Men ging aan tafel. Aan mijnheer en mevrouw Verstraaten was het niet te zien, dat het wegblijven van den ingenieur hun bevreemdde, maar wie in hun hart had kunnen lezen, zou daar vrees en ontzetting en wanhoop hebben gevonden. Clara wendde telkens den blik naar de deur, want zij hoopte nog, dat Eduard zou binnenkomen of dat hij althans een telegram zou zenden, om zijn wegblijven op te helderen. Reeds een telegram zou thans een uitkomst voor haar geweest zijn. Maar er kwam niets, en de tijd vloog voorbij. Het was al acht uur, kwart over achten. De laatste trein, waarmee Eduard kon komen, was aan, en het telegraafkantoor was gesloten. Zij zou dien avond dus niets meer kunnen vernemen. Het was dus beslist. Zij zou wel gewenscht hebben, dat alle gasten weg waren, dat zij alleen was, om uit te schreien. Doch zij moest blijven zitten te midden van al die pratende en lachende menschen, die aten en dronken en geen vermoeden hadden van de smart, die haar de keel als toeschroefde.
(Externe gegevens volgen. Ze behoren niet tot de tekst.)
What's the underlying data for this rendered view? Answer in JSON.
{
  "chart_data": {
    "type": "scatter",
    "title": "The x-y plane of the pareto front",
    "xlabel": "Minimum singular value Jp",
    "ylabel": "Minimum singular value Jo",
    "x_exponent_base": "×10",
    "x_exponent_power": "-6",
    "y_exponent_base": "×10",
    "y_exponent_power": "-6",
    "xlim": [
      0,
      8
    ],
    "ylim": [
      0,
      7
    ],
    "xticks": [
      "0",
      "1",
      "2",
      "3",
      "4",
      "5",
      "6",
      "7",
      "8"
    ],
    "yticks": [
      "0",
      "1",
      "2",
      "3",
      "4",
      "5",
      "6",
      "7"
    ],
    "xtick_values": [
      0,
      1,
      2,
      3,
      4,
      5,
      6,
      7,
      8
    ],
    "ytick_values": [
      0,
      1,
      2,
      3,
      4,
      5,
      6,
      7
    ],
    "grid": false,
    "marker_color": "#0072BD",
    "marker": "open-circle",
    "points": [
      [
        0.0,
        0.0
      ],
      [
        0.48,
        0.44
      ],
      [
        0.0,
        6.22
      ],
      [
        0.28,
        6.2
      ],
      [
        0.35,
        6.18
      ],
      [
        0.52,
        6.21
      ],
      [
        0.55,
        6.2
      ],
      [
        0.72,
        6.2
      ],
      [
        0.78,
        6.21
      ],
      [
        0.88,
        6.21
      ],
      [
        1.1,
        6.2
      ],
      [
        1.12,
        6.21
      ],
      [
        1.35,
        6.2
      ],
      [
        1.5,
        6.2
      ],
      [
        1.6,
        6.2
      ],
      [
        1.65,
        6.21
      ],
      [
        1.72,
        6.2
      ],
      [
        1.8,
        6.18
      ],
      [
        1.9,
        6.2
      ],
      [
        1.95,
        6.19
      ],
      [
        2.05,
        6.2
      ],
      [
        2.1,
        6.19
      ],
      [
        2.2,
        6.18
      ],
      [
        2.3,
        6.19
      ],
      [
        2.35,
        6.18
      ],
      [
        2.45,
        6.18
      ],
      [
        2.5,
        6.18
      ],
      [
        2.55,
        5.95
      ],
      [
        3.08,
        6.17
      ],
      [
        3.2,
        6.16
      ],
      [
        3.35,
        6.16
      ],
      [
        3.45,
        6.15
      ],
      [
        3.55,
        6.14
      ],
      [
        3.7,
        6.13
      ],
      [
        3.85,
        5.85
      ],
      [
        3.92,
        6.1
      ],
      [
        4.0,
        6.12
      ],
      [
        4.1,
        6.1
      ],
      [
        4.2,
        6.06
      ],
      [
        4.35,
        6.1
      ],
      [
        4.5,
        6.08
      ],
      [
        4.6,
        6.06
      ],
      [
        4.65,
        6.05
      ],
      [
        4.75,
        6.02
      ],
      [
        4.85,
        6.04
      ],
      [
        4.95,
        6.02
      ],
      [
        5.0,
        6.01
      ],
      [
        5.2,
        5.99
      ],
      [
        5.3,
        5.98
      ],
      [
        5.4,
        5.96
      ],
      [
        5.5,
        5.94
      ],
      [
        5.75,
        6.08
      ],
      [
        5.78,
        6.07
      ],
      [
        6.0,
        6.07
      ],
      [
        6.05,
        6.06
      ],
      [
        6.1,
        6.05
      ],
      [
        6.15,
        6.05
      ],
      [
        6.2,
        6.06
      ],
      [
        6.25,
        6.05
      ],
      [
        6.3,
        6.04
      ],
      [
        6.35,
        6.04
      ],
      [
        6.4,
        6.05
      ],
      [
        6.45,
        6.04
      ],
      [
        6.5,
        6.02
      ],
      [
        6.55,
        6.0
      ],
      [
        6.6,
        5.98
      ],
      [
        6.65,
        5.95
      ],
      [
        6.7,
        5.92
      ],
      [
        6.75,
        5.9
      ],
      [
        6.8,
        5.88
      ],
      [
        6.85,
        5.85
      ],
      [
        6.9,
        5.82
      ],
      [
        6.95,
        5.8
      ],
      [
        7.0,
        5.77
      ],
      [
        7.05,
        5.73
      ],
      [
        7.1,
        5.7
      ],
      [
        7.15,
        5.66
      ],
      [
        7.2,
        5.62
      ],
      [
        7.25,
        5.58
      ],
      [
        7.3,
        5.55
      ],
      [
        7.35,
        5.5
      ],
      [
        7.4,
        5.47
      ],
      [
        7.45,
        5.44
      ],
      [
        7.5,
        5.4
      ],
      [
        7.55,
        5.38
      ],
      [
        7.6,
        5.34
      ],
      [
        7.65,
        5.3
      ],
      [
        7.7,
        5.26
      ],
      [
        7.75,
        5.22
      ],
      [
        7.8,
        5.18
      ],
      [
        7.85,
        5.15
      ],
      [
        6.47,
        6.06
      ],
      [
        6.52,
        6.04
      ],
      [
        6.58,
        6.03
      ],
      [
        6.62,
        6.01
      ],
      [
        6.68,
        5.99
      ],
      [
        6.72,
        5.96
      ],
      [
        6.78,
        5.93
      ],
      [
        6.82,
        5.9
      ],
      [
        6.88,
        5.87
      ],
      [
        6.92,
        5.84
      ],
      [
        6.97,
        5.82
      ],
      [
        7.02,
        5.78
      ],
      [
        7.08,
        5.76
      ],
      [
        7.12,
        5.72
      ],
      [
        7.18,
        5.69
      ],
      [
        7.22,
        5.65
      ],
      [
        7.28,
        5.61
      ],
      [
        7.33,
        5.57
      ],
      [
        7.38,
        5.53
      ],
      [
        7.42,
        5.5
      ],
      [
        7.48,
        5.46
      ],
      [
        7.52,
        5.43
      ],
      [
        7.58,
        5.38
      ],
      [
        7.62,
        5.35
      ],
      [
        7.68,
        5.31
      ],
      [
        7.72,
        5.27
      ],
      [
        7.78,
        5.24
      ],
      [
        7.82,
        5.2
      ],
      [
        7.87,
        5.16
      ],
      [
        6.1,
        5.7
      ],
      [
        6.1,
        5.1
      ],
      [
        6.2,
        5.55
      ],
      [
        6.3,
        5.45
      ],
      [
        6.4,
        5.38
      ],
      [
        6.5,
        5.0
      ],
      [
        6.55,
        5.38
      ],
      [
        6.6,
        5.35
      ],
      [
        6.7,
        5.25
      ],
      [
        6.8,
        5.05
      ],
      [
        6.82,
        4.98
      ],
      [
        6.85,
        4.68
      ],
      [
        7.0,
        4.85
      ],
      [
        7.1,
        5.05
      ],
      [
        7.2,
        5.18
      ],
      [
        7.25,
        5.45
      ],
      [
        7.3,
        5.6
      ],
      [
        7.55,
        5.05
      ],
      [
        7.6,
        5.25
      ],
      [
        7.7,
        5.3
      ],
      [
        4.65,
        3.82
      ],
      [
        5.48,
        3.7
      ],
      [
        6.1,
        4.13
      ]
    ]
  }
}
Mevrouw Van Bom en Truus wisten niet wat er van te denken; zij konden zich het raadselachtig wegblijven van den ingenieur niet verklaren. Maar met medelijden keken beiden naar Clara, die haar best deed om een onbekommerd en opgeruimd gezicht te vertoonen, maar wie dit ondanks haar bovenmenschelijke zelfbeheersching niet mocht gelukken.
Eindelijk was de tafel afgeloopen en begon men van heengaan te spreken. ‘Waar blijft nu de surprise, mevrouw?’ vroeg Van Dieren aan mevrouw Van Bom. ‘Of is het wegblijven van den ingenieur soms de surprise?’ vroeg hij spottend. ‘Dan moet ik zeggen, dat Clara daar niet bijster ingenomen mee is.’
Mevrouw Van Bom antwoordde niet, maar keerde hem den rug toe. Zij was er perplex van, en had innig medelijden met de arme Clara, die, toen ze gevoeglijk kon, met Truus naar haar kamer ging, om daar uit te schreien, doof voor de troostgronden, die het goede hart harer vriendin bedacht, maar zonder dat zij er zelf geloof aan sloeg.
Tot de laatste gast vertrokken was, bewaarden Verstraaten en zijn vrouw hun koelbloedigheid en onverstoorbare vriendelijkheid, maar toen ze alleen waren, barstte Verstraaten in een vloed van verwenschingen tegen den ingenieur uit. ‘De ellendeling heeft me verraden, wij zijn geruïneerd,’ dit waren de woorden, die telkens in zijn mond terugkwamen.